Case ID: ga_9/html/0070-01.html
Source: Caselaw Access Project
Author: {"author": "Warner, J.", "license": "Public Domain", "url": "https://static.case.law/"}
Date Created: 2024-08-24T03:29:51.129683

No. 16.
    Lovick P. Hodnett, plaintiff in error, vs. William V. Tatum, defendant.
    
       Where a payment of money is made to the authorized agent of the principal, it is, in law, equivalent to a payment made to the principal himself.
    
       The principal cannot, of his own mere authority, ratify the acts of his agentin part, in regard to a particular transaction, and repudiate them as to the rest. He must either adopt the whole or none.
    Assumpsit, in Troup Superior Court. Tried before Judge Hill, May Term, 1850.
    In May, 1844, the plaintiff in error, Lovick P. Hodnett, gave his promissory note to the defendant in error, Wm. V. Tatum, for seven hundred and twenty-five dollars. Hodnett resided in Georgia and Tatum in the State of Alabama.
    On'the trial in the Court below, it was in evidence, that some time after the note became due, to wit: in May, 1844, Tatum sent one Jeremiah A. Spencer, as his agent, to Hodnett, to collect of him a portion of the note, giving Spencer a blank order, to be by him filled with the sum that Hodnett should pay him, and the order thus filled, to be left with Hodnett as a receipt from Tatum. Spencer received of Hodnett four hundred dollars in bills on Alabama banks, which at this time, were at a discount, generally, of some ten or twelve per cent, though receivable at par in payment of State tax, and sometimes received at par by merchants. Spencer received the money from Hodnett at par, and filled the order accordingly. On the same day that Spencer, the agent, received the money from Hodnett, he paid it over to Tatum, who objected to receiving it at par. Spencer then informed him, that if he was not willing to receive it at par, he should return it to Hodnett. Tatum refused to return the money, and also refused to receive it at par, and entered it on the note, as received at ten per cent, discount. The balance of the note had been paid off.
    The discount on the $>400 constituted the subject matter of litigation in the Court below.
    The Court charged against the defendant, Hodnett, in the Court below, and the Jury returned a verdict accordingly.
    The defendant, by his counsel, moved for a new trial on the grounds—
    1st. Because the Court erred in not charging the Jury, that if Spencer received the money on Alabama banks, as agent for plaintiff, without objections, and receipted Hodnett, or filled out the order at par value, that plaintiff was bound by such act of his agent.
    2d. Because the Court erred in charging the Jury, that plaintiff had a light to receive the money of his agent and retain it at the customary discount, without offering to return it to defendant, or giving him notice of his unwillingness to receive it at par value.
    3d. Because the Court erred in charging the Jury, that plaintiff, if he objected to receiving the money at par, was not bound to return it to defendant.
    
      4th. Because the verdict of the Jury was contrary to the evidence.
    The Court overruled the motion for a new trial on all the grounds taken, and counsel for defendant excepted.
    Hill and Wilkes, for plaintiff in error.
    Stephens, for defendant.
   By the Court.

Warner, J.

delivering the opinion.

The only question in this case is, whether Tatum was bound by the act of his agent, Spencer, in receiving the Alabama money at par value. The money was received by Spencer, the special agent of Tatum, from Hodnett, at its par value, and by Spencer paid over to Tatum, with a knowledge that it was so received from Hodnett.

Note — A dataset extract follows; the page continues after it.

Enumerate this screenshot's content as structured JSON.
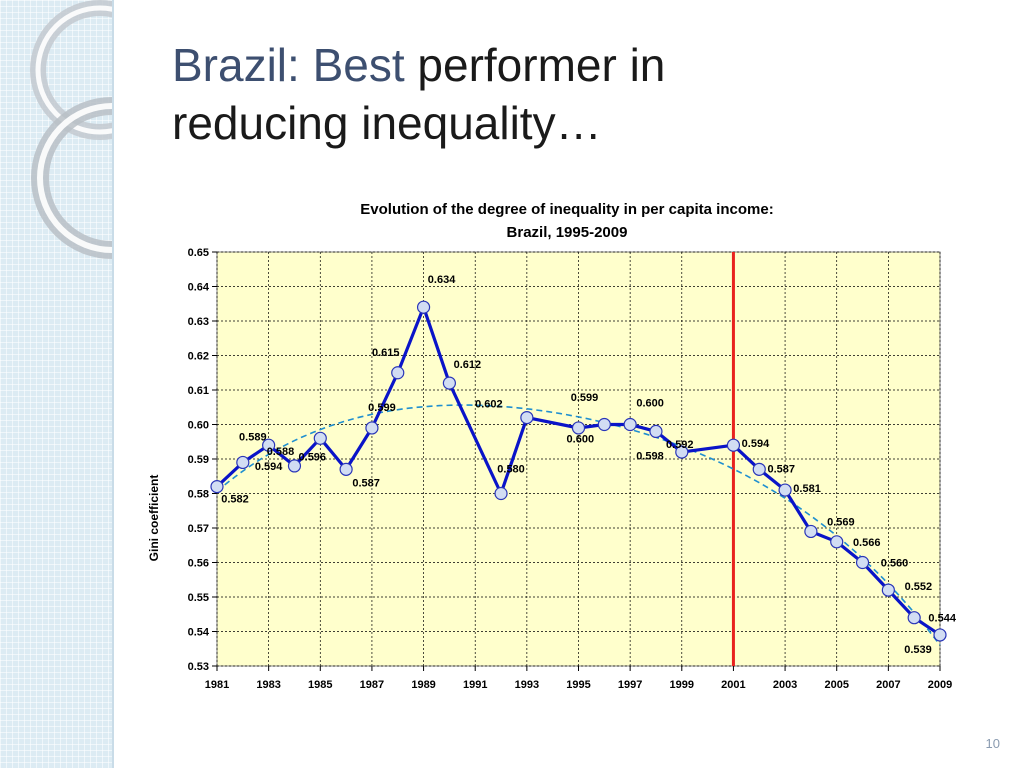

Spencer was the agent of Tatum, to receive the payment of the money due on Hodnett’s note, and he received four hundred dollars in Alabama money, without objection, which, according to the written order given by Tatum to Hodnett, requesting him to pay the money to Spencer his agent, was to be credited on his, (Hodnett’s) note.

The payment to Spencer, the agent of Tatum, by Hodnett, was, in law, equivalent to the payment of the money by Hodnett to Tatum himself. The payment to the authorized agent of Tatum, was, in law, a payment to him. Story’s Agency, 126. 2 Kent’s Com. 629. Besides, the money was paid by Spencer to Tatum, who received it, knowing it was received from Hodnett at par value, and of his own mere authority, credited on the note at ten per cent, discount.

The principal cannot, of his own mere authority, ratify the transaction of his agent in part, and repudiate it as to the rest; he must either adopt the whole, or none. Story’s Agency, 245, §250. If he did not intend to ratify the act of his agent in receiving the Alabama money, he ought to have returned it within a reasonable time, and not have retained it upon his own arbi trary terms. When a principal, with a knowledge of all the facts, adopts the acts of his agent, he cannot afterwards impeach his conduct. Cairnes & Lord vs. Bleuker, 12 John. Rep. 305. We

are of the opinion that the principal was bound by. the act of his agent, in receiving the money in this case, and especially is he so bound, after receiving the money from his agent and retaining it.

Let the judgment of the Court below be reversed.